Guillermo Almeyra
Hace rato que en el medio académico y periodístico se piensa en términos de naciones sin ver que estas no son social o culturalmente homogéneas, sino una construcción histórico-cultural que abarca clases y sectores en conflicto permanente entre sí. En consecuencia, se difunde el hablar de conflictos de naciones y hasta de civilizaciones: así Marianne, la República, la señora Francia, se opondría al Tío Sam, o China o Rusia disputarían a este su hegemonía y así sucesivamente. Una de las contradicciones del sistema capitalista –la diversidad y la competencia de capitales, la utilización por estos de su Estado, la territorialidad del capitalismo– es asumida como si fuera la única y principal, y lo que aparece en la superficie es tomado como si fuese la esencia misma del problema.
Por supuesto, el nacionalismo, tanto el de los oprimidos como el de los opresores, es una gran fuerza ideológica, política y cultural, pero ese nacionalismo, incluso el que se opone al imperialismo (o sea, al nacionalismo de los colonizadores reaccionario y opresor), no es antisistémico ni anticapitalista, aunque debilite la manifestación actual del capitalismo que es el imperialismo del gran capital financiero y de los estados a su servicio. Para la liberación social el nacionalismo antiimperialista es condición necesaria pero no suficiente, porque la liberación nacional, en cualquier rincón de la Tierra, sólo podrá ser total y definitiva cuando quienes viven de la opresión de la inmensa mayoría de la humanidad hayan sido vencidos en sus propios países tras haber sido expulsados de la mayor parte de las regiones del globo.
O sea, el comienzo de la liberación de unos pocos en un territorio periférico solo puede culminar con éxito en la liberación general del sistema que dentro de cada nación oprime y explota a las mayorías y que hace que una minoría extranacional, apoyada siempre en estados nacionales, oprima a otras naciones.

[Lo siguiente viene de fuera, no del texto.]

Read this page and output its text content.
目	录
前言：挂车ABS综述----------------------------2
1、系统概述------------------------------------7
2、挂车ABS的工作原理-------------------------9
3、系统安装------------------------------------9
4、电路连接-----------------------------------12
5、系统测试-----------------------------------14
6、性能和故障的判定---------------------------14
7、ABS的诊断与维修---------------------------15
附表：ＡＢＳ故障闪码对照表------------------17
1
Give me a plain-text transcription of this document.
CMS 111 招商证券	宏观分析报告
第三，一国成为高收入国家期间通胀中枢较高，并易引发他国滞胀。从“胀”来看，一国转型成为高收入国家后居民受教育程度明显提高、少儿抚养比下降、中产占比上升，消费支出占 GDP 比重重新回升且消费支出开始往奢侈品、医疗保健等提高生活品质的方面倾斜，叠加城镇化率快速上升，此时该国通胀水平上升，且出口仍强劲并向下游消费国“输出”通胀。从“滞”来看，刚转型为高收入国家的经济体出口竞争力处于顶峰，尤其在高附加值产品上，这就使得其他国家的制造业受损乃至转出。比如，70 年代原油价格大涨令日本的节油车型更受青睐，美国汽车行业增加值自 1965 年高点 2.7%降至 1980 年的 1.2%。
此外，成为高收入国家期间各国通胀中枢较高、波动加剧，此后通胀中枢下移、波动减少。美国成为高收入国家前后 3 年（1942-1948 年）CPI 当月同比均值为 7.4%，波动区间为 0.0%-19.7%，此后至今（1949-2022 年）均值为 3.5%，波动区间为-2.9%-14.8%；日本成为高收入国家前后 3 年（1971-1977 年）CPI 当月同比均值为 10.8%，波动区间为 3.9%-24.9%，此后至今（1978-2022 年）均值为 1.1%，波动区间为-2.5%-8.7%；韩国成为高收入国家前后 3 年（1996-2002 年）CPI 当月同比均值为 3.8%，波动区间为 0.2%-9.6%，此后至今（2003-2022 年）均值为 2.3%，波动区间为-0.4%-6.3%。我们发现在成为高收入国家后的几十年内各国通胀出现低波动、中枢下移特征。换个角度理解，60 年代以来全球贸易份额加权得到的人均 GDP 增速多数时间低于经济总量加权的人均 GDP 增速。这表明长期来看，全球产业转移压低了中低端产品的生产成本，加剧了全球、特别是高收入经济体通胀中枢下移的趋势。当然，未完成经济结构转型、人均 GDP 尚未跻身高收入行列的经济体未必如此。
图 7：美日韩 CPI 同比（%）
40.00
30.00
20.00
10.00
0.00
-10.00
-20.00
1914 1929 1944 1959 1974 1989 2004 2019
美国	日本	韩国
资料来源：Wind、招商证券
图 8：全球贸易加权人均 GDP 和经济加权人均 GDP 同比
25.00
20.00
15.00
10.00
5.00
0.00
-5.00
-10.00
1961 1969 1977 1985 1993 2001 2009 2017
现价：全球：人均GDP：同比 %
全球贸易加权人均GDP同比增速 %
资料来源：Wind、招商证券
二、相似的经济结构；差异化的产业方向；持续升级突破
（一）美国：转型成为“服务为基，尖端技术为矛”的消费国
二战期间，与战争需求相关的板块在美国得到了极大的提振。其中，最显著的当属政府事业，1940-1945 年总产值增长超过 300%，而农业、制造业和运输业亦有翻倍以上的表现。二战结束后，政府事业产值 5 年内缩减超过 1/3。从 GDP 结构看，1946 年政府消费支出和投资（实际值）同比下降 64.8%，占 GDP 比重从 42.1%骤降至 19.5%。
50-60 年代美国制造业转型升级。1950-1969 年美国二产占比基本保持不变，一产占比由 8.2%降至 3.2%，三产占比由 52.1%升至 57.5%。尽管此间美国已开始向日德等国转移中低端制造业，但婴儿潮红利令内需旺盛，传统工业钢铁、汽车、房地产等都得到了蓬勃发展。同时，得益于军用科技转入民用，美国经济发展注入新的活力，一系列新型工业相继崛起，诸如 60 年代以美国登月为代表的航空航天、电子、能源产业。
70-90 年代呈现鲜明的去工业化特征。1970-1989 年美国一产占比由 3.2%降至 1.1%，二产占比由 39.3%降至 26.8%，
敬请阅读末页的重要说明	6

En una palabra: si se quiere ser consecuentemente anticolonialista y ayudar a descolonizar a los países dependientes, hay que ser algo más que un nacionalista deseoso de reformar la relación de dependencia que impone el capitalismo imperialista. Hay que ser anticapitalista, entre otras cosas porque la parte principal del capital en nuestros países está en manos de las trasnacionales y los capitalistas locales están fusionados con el capital financiero internacional, de modo que no puede haber una alianza entre ellos y sus explotados.
En nuestros países latinoamericanos el capitalismo se impuso mediante una salvaje explotación basada en la negación de las otras culturas, en la imposición de criterios racistas y de castas a partir del color de la piel, así como en la servidumbre y la esclavitud. El imperialismo del destino manifiesto de Estados Unidos se apoya también en el concepto de pueblo elegido por Dios, el cual siempre ha sido, desde los tiempos más remotos, profundamente racista.